Мы зашли в скверик возле велотрека, который тогда только начали обустраивать. Сели на скамейку, и я отдал девушке свою книжицу с задачами…

- Володя начал рассказывать о своей жизни, — добавляет Нина Харитоновна.  — Как добывал себе рабочий стаж для поступления, что родился в Немирове. Этот город мне был хорошо знаком, так как отец часто ездил туда в командировки. И — дикое совпадение! — обедал в доме Штунделей. На вопрос: «Где у вас можно пообедать?» папе посоветовали: «Жена механика дает великолепные обеды. Пойдите туда». И когда уже мы женились, мой отец и отец жениха сидели и вспоминали свою жизнь. Папа рассказывал, что не раз бывал в Немирове и столовался у жены механика, а обед подавала миловидная блондиночка. Услышав это, свекор Иван Францевич воскликнул: «Да это же моя жена давала обеды, а дочь Маня ей помогала!»

- И когда Владимир Иванович объяснился вам в любви?

- Объяснения как такового не было. Мы оба понимали, что любим, и не могли представить, как это можно жить врозь… После четырех лет ухаживаний Владимир пришел к моему отцу и сказал: «Я хочу просить руки вашей дочери». Харитон Трифонович ответил: «Заканчивайте институты, разъезжайтесь, а если у вас сохранится чувство, я согласен». Но мама удивилась: «Харитон, ну что ты несешь? Они любят друг друга! Пусть решают, как хотят».

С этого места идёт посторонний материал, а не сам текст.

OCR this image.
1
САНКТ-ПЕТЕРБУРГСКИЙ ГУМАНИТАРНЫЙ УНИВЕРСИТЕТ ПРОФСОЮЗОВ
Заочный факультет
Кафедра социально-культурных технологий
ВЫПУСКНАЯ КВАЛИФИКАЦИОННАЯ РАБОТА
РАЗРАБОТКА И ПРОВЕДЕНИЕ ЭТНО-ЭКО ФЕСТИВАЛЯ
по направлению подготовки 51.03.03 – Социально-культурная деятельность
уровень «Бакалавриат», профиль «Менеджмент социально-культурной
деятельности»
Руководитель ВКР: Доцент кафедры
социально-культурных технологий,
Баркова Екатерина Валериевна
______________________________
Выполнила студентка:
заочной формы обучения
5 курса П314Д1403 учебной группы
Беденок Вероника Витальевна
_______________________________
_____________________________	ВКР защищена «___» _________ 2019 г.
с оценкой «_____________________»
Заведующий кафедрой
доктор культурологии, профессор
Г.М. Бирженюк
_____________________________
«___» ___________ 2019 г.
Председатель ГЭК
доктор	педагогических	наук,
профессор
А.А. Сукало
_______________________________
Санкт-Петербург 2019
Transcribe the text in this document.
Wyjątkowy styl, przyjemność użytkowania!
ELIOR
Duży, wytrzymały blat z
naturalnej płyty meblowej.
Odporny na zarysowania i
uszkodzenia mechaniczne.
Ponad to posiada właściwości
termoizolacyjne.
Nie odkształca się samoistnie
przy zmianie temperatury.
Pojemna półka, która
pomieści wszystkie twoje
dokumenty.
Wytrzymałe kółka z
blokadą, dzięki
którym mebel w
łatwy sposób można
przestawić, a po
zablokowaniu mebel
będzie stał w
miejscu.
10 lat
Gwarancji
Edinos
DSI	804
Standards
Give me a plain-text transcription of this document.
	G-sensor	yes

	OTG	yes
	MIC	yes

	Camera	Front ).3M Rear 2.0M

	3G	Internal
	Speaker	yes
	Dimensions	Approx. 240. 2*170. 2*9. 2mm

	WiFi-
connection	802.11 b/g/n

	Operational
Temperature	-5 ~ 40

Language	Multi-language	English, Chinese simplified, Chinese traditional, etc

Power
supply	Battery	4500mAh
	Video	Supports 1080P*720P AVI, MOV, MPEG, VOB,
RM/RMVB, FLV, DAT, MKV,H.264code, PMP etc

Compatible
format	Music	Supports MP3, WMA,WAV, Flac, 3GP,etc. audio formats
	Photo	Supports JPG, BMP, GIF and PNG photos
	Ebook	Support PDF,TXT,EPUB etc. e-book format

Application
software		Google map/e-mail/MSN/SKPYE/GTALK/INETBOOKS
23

И мы пошли на улицу Жилянскую, 123, где сразу за заводом «Ленинская кузница» находилась лачуга с надписью: «Загс Железнодорожного района». Помещение имело ужасно неряшливый вид. Здесь в одной очереди регистрировали брак и развод, рождение и смерть. На стене висел мрачный лозунг: «Если вы хотите заключить брак, проверьте здоровье каждого из вас». Нас расписал старик, безо всяких свидетелей и обручальных колец.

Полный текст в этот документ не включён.